If it’s bad literary form to divide books in half simply by weight, there’s also something a little dispiriting about wrecking material objects that have been designed to be beautiful and pleasurable in service of efficiency.
The mass-production of books means that few volumes are now made of the materials such as leather or rag paper that, as a character in Antonio Perez-Reverte’s novel “The Club Dumas” put it, can “withstand both the passage of time and human stupidity.” But some books are still printed on deckle-edge paper with pleasingly heavy covers. And cover design can still produce tremendously compelling and clever works of art. As bookseller Josh Cook of Porter Square Books in
Cambridge, Massachusetts, writes, it’s not just any cover that can make a reader immediately see “the grandeur and core” of “The Wealth of Nations,” or “summarize (James Joyce’s ‘Ulysses,’) one of the most important, most complex and most expansive novels of the twentieth century” in just three letters and a splash of a particular shade of green.
There’s a reason that, when the young wizard Harry Potter stabs a cursed diary in J.K. Rowling’s “Harry Potter and the Chamber of Secrets,” the book seems to suffer and die.

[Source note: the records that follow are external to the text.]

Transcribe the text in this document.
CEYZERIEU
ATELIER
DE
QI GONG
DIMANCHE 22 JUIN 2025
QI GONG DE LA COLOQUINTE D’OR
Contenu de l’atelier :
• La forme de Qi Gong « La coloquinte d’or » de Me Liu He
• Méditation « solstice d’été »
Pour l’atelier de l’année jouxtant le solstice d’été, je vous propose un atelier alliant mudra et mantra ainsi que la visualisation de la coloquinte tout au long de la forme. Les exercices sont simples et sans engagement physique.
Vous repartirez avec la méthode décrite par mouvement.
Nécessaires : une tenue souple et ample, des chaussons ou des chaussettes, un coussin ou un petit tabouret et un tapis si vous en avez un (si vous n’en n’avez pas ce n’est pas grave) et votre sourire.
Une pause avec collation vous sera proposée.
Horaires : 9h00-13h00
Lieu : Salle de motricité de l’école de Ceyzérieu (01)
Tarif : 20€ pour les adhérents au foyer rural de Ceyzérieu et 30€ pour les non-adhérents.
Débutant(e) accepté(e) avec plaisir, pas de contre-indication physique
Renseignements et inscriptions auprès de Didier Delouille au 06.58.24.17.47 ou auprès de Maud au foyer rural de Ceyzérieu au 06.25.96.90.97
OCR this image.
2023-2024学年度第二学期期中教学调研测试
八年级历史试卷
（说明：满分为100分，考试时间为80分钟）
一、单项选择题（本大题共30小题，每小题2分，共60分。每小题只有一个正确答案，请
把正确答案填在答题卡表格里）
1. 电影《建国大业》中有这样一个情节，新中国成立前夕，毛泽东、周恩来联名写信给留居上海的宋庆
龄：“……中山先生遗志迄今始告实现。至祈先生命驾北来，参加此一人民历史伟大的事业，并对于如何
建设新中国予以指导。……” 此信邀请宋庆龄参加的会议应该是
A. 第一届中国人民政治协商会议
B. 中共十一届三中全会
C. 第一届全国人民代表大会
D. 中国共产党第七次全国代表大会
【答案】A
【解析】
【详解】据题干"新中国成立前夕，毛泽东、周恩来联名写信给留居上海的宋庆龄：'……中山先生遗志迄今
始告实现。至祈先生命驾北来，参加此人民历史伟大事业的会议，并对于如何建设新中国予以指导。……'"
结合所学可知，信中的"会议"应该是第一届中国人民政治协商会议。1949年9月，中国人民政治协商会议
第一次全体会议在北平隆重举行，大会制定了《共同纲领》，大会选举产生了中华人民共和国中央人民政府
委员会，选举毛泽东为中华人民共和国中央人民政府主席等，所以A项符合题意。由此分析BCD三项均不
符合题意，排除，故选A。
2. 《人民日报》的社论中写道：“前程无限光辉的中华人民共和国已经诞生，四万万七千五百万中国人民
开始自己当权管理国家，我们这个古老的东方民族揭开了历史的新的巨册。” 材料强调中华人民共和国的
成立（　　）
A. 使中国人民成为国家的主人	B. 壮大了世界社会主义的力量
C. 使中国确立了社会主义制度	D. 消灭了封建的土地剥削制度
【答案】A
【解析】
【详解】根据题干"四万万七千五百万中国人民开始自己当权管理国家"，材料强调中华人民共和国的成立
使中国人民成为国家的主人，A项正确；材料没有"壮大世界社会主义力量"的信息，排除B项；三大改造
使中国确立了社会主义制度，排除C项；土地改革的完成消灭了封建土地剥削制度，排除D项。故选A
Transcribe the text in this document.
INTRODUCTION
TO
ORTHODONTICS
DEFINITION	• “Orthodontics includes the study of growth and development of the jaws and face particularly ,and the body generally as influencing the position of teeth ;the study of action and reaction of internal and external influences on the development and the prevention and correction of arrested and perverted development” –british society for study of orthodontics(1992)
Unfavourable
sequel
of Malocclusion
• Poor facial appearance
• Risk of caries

A book that’s been cut in half is a book that can’t be displayed, and that can’t very well be lent or donated. The very act of consuming a volume this way shortens its life as a physical object and as a vehicle for transmitting stories to a successive generation of readers.
Even as you are destroying a book in order to read it, that destruction is a pre-emptive announcement that your relationship with a volume is impermanent. Before you’ve even finished the book, you’re declaring that you don’t much regard it as a physical object, and foreclosing the options for how it will be used in the future, including the possibility that you might want to read it again in a different way.
And one of the great pleasures of being a voracious reader is being able to pluck a beloved volume off your shelves and deliver it into the hands of a person you just know will love it. Keeping your books whole is a way of keeping them alive.